Ma quello che in molti si chiedono, è quale possa essere il motivo di tanta segretezza; perché mai la Ferrante, una delle autrici più amate al mondo, continua a occultare la sua identità. Personalmente non mi ha mai tanto incuriosito scoprire chi fosse la Ferrante. Piuttosto mi chiedo perché la Ferrante continui a nascondere il suo volto. Perché un fenomeno letterario di queste proporzioni, rifiuti di orientare su sé stessa le luci della ribalta. La scelta dell’autore di un’opera di restare anonimo, in realtà, è tutt’altro che isolata in letteratura. Nel 1847 i tre fratelli Ellis, Acton e Currer Bell (erano gli pseudonimi dietro cui si nascondevano le tre sorelle: Charlotte, Emily e Anne Brontë ) pubblicavano rispettivamente Jane Eyre, Cime Tempestose e La signora di Widfell Hall, scuotendo così sia la coscienza sociale che il mondo editoriale dell’epoca. Nascere donna, in uno sperduto villaggio di campagna dello Yorkshire, in una famiglia numerosa, non serviva certo a rendere più agevole la via del successo.

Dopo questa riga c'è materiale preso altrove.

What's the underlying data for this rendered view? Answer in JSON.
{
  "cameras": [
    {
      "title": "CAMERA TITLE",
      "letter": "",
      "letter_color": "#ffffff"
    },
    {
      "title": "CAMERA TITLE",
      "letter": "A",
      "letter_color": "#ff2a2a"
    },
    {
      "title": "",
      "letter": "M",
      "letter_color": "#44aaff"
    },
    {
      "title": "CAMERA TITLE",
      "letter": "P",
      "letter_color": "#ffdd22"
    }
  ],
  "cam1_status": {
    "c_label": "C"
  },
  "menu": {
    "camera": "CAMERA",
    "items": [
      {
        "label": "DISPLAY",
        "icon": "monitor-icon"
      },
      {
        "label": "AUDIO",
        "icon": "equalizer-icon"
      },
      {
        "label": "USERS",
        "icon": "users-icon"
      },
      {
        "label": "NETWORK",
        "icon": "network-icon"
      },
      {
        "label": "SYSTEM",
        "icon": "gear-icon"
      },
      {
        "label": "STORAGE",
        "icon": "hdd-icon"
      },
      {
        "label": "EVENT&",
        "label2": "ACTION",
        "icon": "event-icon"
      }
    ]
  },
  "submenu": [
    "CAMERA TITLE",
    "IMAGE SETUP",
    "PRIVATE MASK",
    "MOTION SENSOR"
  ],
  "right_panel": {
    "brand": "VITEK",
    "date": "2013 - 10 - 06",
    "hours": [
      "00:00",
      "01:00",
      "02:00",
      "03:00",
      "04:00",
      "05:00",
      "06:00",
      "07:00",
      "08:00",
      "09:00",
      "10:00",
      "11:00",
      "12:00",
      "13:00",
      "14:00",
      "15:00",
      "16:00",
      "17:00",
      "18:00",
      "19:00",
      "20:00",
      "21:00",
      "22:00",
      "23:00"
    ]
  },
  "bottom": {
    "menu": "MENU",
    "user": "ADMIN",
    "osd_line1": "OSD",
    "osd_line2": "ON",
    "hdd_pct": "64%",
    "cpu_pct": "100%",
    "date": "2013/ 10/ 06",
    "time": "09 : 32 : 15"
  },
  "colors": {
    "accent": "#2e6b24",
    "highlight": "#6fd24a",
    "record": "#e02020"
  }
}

Ma se duecento anni fa l’anonimato poteva avere un senso, oggi è difficile coglierne le ragioni. In una società che ci vede impegnati, quotidianamente, con la tastiera di un cellulare tra le mani, a costruire profili accattivanti su Facebook o Instagram, a montare, in questo modo, piccoli palcoscenici virtuali, per rubare attimi di visibilità, ha dell’incredibile la scelta di un autore di successo di restare anonimo. Mettere al mondo un’opera che diventa un best seller, con tutte le ansie, le speranze e i dolori di un vero parto e resistere alla naturale vanità di ogni madre (farsi fotografare con la sua creatura in grembo) sembra non avere spiegazioni. Provo comunque a darmi alcune risposte.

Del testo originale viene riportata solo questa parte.